Autogenous versus prosthetic vascular access for hemodialysis: a systematic review and meta-analysis.

OBJECTIVES: The autogenous arteriovenous access for chronic hemodialysis is recommended over the prosthetic access because of its longer lifespan. However, more than half of the United States dialysis patients receive a prosthetic access. We conducted a systematic review to summarize the best available evidence comparing the two accesses types in terms of patient-important outcomes. METHODS: We searched electronic databases (MEDLINE, EMBASE, Cochrane CENTRAL, Web of Science and SCOPUS) and included randomized controlled trials and controlled cohort studies. We pooled data for each outcome using a random effects model to estimate the relative risk (RR) and its associated 95% confidence interval (CI). We estimated inconsistency caused by true differences between studies using the I(2) statistic. RESULTS: Eighty-three studies, of which 80 were nonrandomized, met eligibility criteria. Compared with the prosthetic access, the autogenous access was associated with a significant reduction in the risk of death (RR, 0.76; 95% CI, 0.67-0.86; I(2) = 48%, 27 studies) and access infection (RR, 0.18; 95% CI, 0.11-0.31; I(2) = 93%, 43 studies), and a nonsignificant reduction in the risk of postoperative complications (hematoma, bleeding, pseudoaneurysm and steal syndrome, RR 0.73; 95% CI, 0.48-1.16; I(2) = 65%, 31 studies) and length of hospitalization (pooled weighted mean difference -3.8 days; 95% CI, -7.8 to 0.2; P = .06). The autogenous access also had better primary and secondary patency at 12 and 36 months. CONCLUSION: Low-quality evidence from inconsistent studies with limited protection against bias shows that autogenous access for chronic hemodialysis is superior to prosthetic access.

Surveillance of arteriovenous hemodialysis access: a systematic review and meta-analysis.

OBJECTIVES: Hemodialysis centers regularly survey arteriovenous (AV) accesses for signs of dysfunction. In this review, we synthesize the available evidence to determine to what extent proactive vascular access monitoring affects the incidence of AV access thrombosis and abandonment compared with clinical monitoring. METHODS: We searched electronic databases (MEDLINE, EMBASE, Cochrane CENTRAL, Web of Science, and SCOPUS) and sought references from experts, bibliographies of included trials, and articles that cited included studies. Two reviewers independently assessed trial quality and extracted data. We used random effects meta-analysis to estimate the pooled relative risk (RR) and 95% confidence interval (CI) across studies and conducted subgroup analyses to explain heterogeneity. The I(2) statistic was used to assess heterogeneity of treatment effect among trials. RESULTS: Nine studies (1363 patients) compared a strategy of surveillance vs clinical monitoring. A vascular intervention to maintain or restore patency was provided to both groups if needed.

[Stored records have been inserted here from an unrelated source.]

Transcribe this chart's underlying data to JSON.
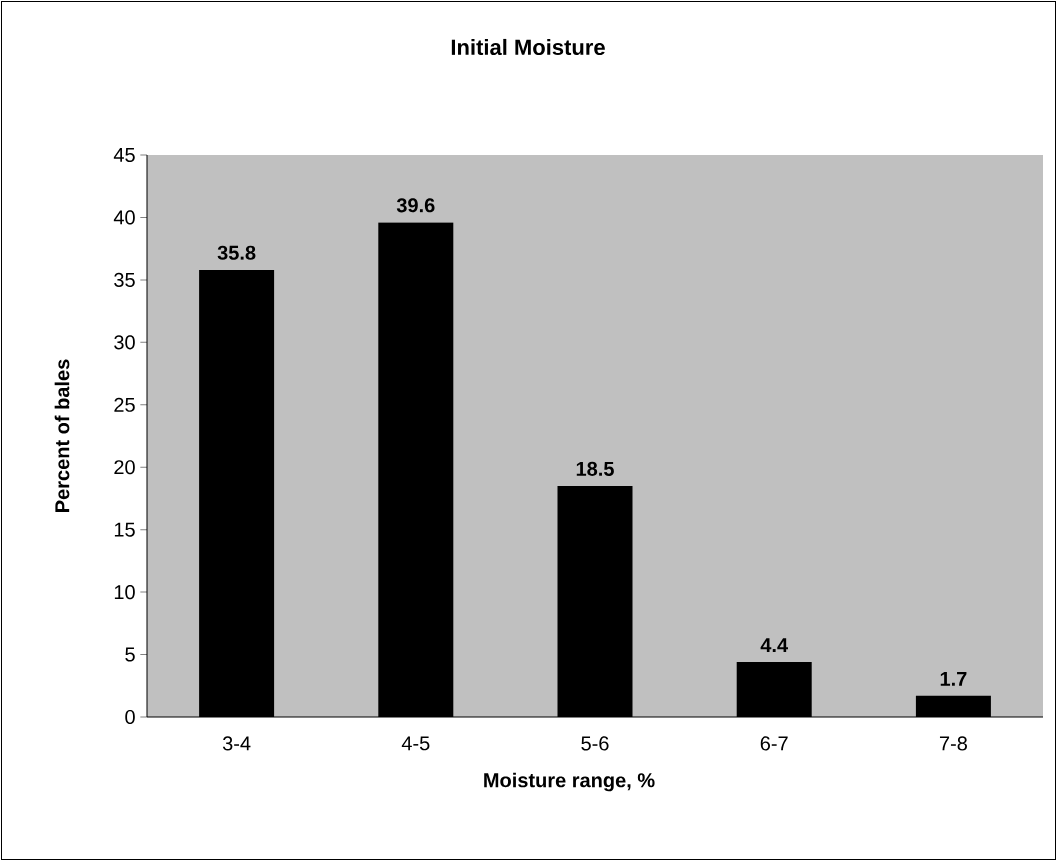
{
  "chart_data": {
    "type": "bar",
    "title": "Initial Moisture",
    "xlabel": "Moisture range, %",
    "ylabel": "Percent of bales",
    "categories": [
      "3-4",
      "4-5",
      "5-6",
      "6-7",
      "7-8"
    ],
    "values": [
      35.8,
      39.6,
      18.5,
      4.4,
      1.7
    ],
    "color": "#000000",
    "ylim": [
      0,
      45
    ],
    "yticks": [
      0,
      5,
      10,
      15,
      20,
      25,
      30,
      35,
      40,
      45
    ],
    "grid": false,
    "data_labels": true
  }
}
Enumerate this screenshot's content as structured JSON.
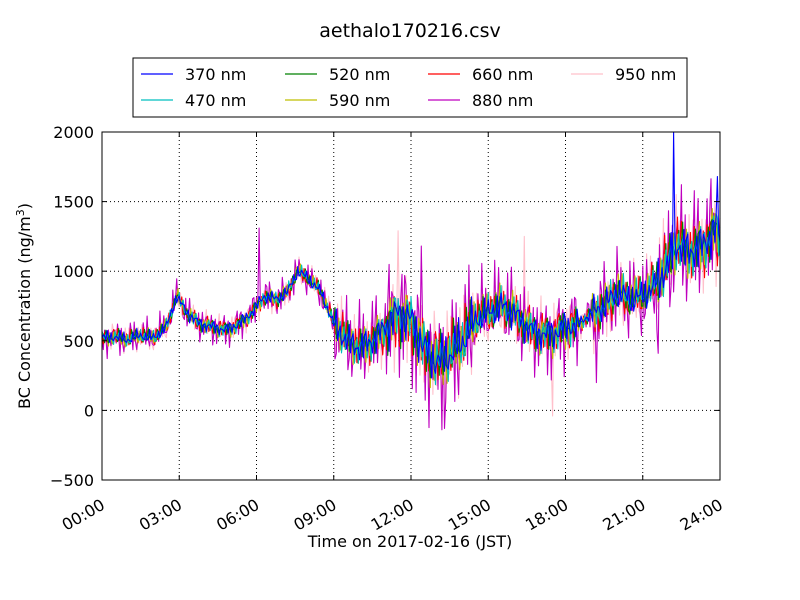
{
  "chart_data": {
    "type": "line",
    "title": "aethalo170216.csv",
    "xlabel": "Time on 2017-02-16 (JST)",
    "ylabel_main": "BC Concentration (ng/m",
    "ylabel_sup": "3",
    "ylabel_end": ")",
    "xlim_hours": [
      0,
      24
    ],
    "ylim": [
      -500,
      2000
    ],
    "grid": true,
    "legend_position": "top-center",
    "x_ticks": [
      {
        "hour": 0,
        "label": "00:00"
      },
      {
        "hour": 3,
        "label": "03:00"
      },
      {
        "hour": 6,
        "label": "06:00"
      },
      {
        "hour": 9,
        "label": "09:00"
      },
      {
        "hour": 12,
        "label": "12:00"
      },
      {
        "hour": 15,
        "label": "15:00"
      },
      {
        "hour": 18,
        "label": "18:00"
      },
      {
        "hour": 21,
        "label": "21:00"
      },
      {
        "hour": 24,
        "label": "24:00"
      }
    ],
    "y_ticks": [
      {
        "value": -500,
        "label": "−500"
      },
      {
        "value": 0,
        "label": "0"
      },
      {
        "value": 500,
        "label": "500"
      },
      {
        "value": 1000,
        "label": "1000"
      },
      {
        "value": 1500,
        "label": "1500"
      },
      {
        "value": 2000,
        "label": "2000"
      }
    ],
    "series": [
      {
        "name": "370 nm",
        "color": "#0000ff",
        "spread": 1.0,
        "phase": 0.0
      },
      {
        "name": "470 nm",
        "color": "#00bfbf",
        "spread": 1.08,
        "phase": 0.7
      },
      {
        "name": "520 nm",
        "color": "#008000",
        "spread": 1.15,
        "phase": 1.4
      },
      {
        "name": "590 nm",
        "color": "#bfbf00",
        "spread": 1.2,
        "phase": 2.1
      },
      {
        "name": "660 nm",
        "color": "#ff0000",
        "spread": 1.3,
        "phase": 2.8
      },
      {
        "name": "880 nm",
        "color": "#bf00bf",
        "spread": 2.6,
        "phase": 3.5
      },
      {
        "name": "950 nm",
        "color": "#ffc0cb",
        "spread": 2.1,
        "phase": 4.2
      }
    ],
    "baseline_hours": [
      0,
      0.5,
      1,
      1.5,
      2,
      2.5,
      2.9,
      3.3,
      3.8,
      4.3,
      4.8,
      5.3,
      5.8,
      6.3,
      6.8,
      7.2,
      7.6,
      8.0,
      8.5,
      9.0,
      9.5,
      10.0,
      10.5,
      11.0,
      11.5,
      12.0,
      12.5,
      13.0,
      13.5,
      14.0,
      14.5,
      15.0,
      15.5,
      16.0,
      16.5,
      17.0,
      17.5,
      18.0,
      18.5,
      19.0,
      19.5,
      20.0,
      20.5,
      21.0,
      21.5,
      22.0,
      22.3,
      22.6,
      23.0,
      23.4,
      23.8,
      24.0
    ],
    "baseline_values": [
      520,
      530,
      510,
      540,
      520,
      600,
      820,
      700,
      620,
      600,
      580,
      620,
      700,
      820,
      800,
      850,
      1000,
      950,
      850,
      620,
      500,
      450,
      500,
      600,
      700,
      650,
      450,
      350,
      400,
      500,
      650,
      700,
      750,
      700,
      600,
      550,
      550,
      600,
      620,
      700,
      750,
      850,
      800,
      820,
      900,
      1050,
      1200,
      1150,
      1150,
      1200,
      1300,
      1250
    ],
    "spikes": [
      {
        "series": "370 nm",
        "hour": 22.2,
        "value": 2000
      },
      {
        "series": "370 nm",
        "hour": 23.9,
        "value": 1680
      },
      {
        "series": "880 nm",
        "hour": 6.1,
        "value": 1310
      },
      {
        "series": "880 nm",
        "hour": 13.3,
        "value": -130
      },
      {
        "series": "880 nm",
        "hour": 12.4,
        "value": 1180
      },
      {
        "series": "950 nm",
        "hour": 11.5,
        "value": 1290
      },
      {
        "series": "950 nm",
        "hour": 16.4,
        "value": 1250
      },
      {
        "series": "950 nm",
        "hour": 17.5,
        "value": -40
      },
      {
        "series": "880 nm",
        "hour": 19.2,
        "value": 200
      },
      {
        "series": "880 nm",
        "hour": 21.6,
        "value": 410
      }
    ]
  }
}
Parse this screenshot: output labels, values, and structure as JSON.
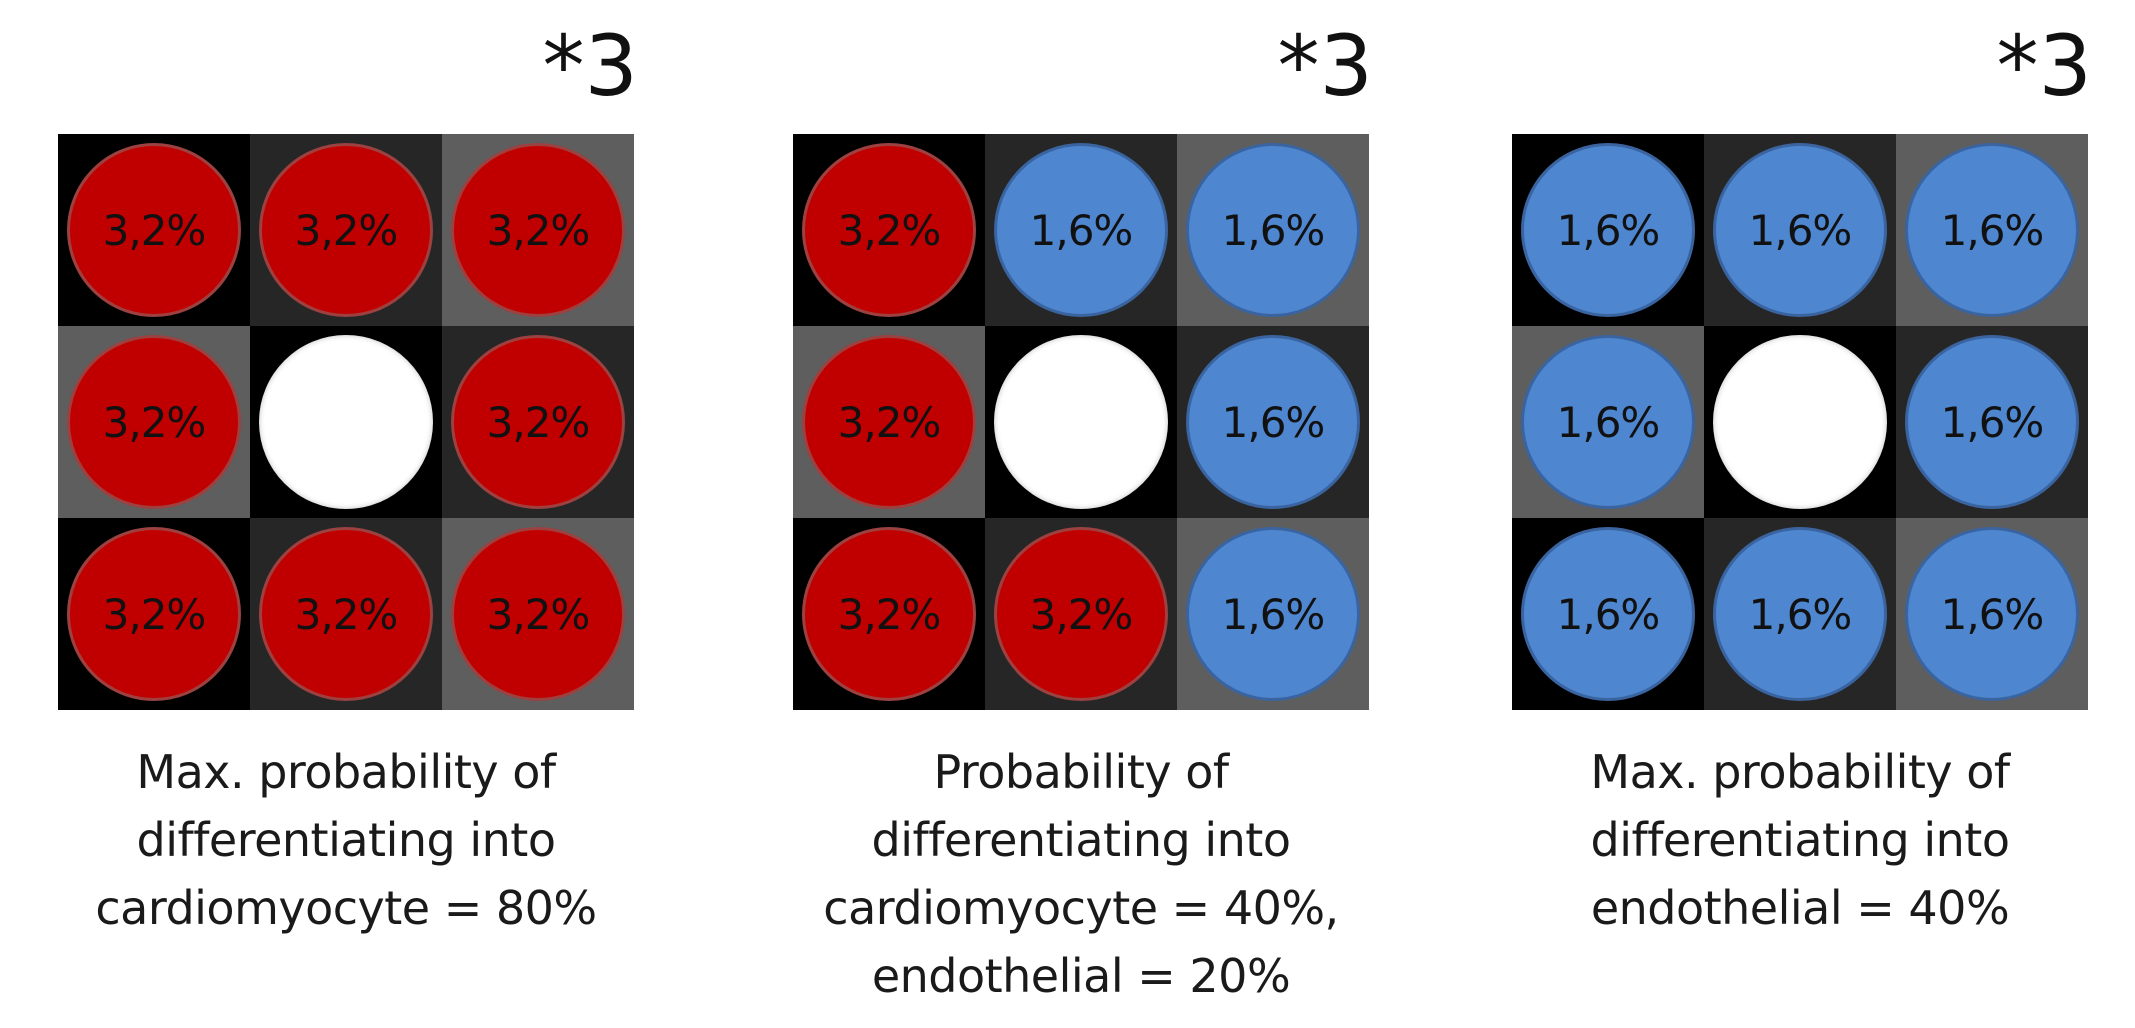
{
  "colors": {
    "cardiomyocyte": "#c00000",
    "endothelial": "#4f86d0",
    "empty": "#ffffff"
  },
  "panels": [
    {
      "multiplier": "*3",
      "cells": [
        {
          "type": "red",
          "label": "3,2%"
        },
        {
          "type": "red",
          "label": "3,2%"
        },
        {
          "type": "red",
          "label": "3,2%"
        },
        {
          "type": "red",
          "label": "3,2%"
        },
        {
          "type": "white",
          "label": ""
        },
        {
          "type": "red",
          "label": "3,2%"
        },
        {
          "type": "red",
          "label": "3,2%"
        },
        {
          "type": "red",
          "label": "3,2%"
        },
        {
          "type": "red",
          "label": "3,2%"
        }
      ],
      "caption": [
        "Max. probability of",
        "differentiating into",
        "cardiomyocyte = 80%"
      ]
    },
    {
      "multiplier": "*3",
      "cells": [
        {
          "type": "red",
          "label": "3,2%"
        },
        {
          "type": "blue",
          "label": "1,6%"
        },
        {
          "type": "blue",
          "label": "1,6%"
        },
        {
          "type": "red",
          "label": "3,2%"
        },
        {
          "type": "white",
          "label": ""
        },
        {
          "type": "blue",
          "label": "1,6%"
        },
        {
          "type": "red",
          "label": "3,2%"
        },
        {
          "type": "red",
          "label": "3,2%"
        },
        {
          "type": "blue",
          "label": "1,6%"
        }
      ],
      "caption": [
        "Probability of",
        "differentiating into",
        "cardiomyocyte = 40%,",
        "endothelial = 20%"
      ]
    },
    {
      "multiplier": "*3",
      "cells": [
        {
          "type": "blue",
          "label": "1,6%"
        },
        {
          "type": "blue",
          "label": "1,6%"
        },
        {
          "type": "blue",
          "label": "1,6%"
        },
        {
          "type": "blue",
          "label": "1,6%"
        },
        {
          "type": "white",
          "label": ""
        },
        {
          "type": "blue",
          "label": "1,6%"
        },
        {
          "type": "blue",
          "label": "1,6%"
        },
        {
          "type": "blue",
          "label": "1,6%"
        },
        {
          "type": "blue",
          "label": "1,6%"
        }
      ],
      "caption": [
        "Max. probability of",
        "differentiating into",
        "endothelial = 40%"
      ]
    }
  ]
}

Surveillance followed by intervention led to a nonsignificant reduction of the risk of access thrombosis (RR, 0.82; 95% CI, 0.58-1.16; I(2) = 37%) and access abandonment (RR, 0.80; 95% CI, 0.51-1.25; I(2) = 60%). Three studies (207 patients) compared the effect of vascular interventions vs observation in patients with abnormal surveillance result. Vascular interventions after an abnormal AV access surveillance led to a significant reduction of the risk of access thrombosis (RR, 0.53; 95% CI, 0.36-0.76) and a nonsignificant reduction of the risk of access abandonment (RR, 0.76; 95% CI, 0.43-1.37). CONCLUSION: Very low quality evidence yielding imprecise results suggests a potentially beneficial effect of AV access surveillance followed by interventions to restore patency. This inference, however, is weak and will require randomized trials of AV access surveillance vs clinical monitoring for rejection or confirmation.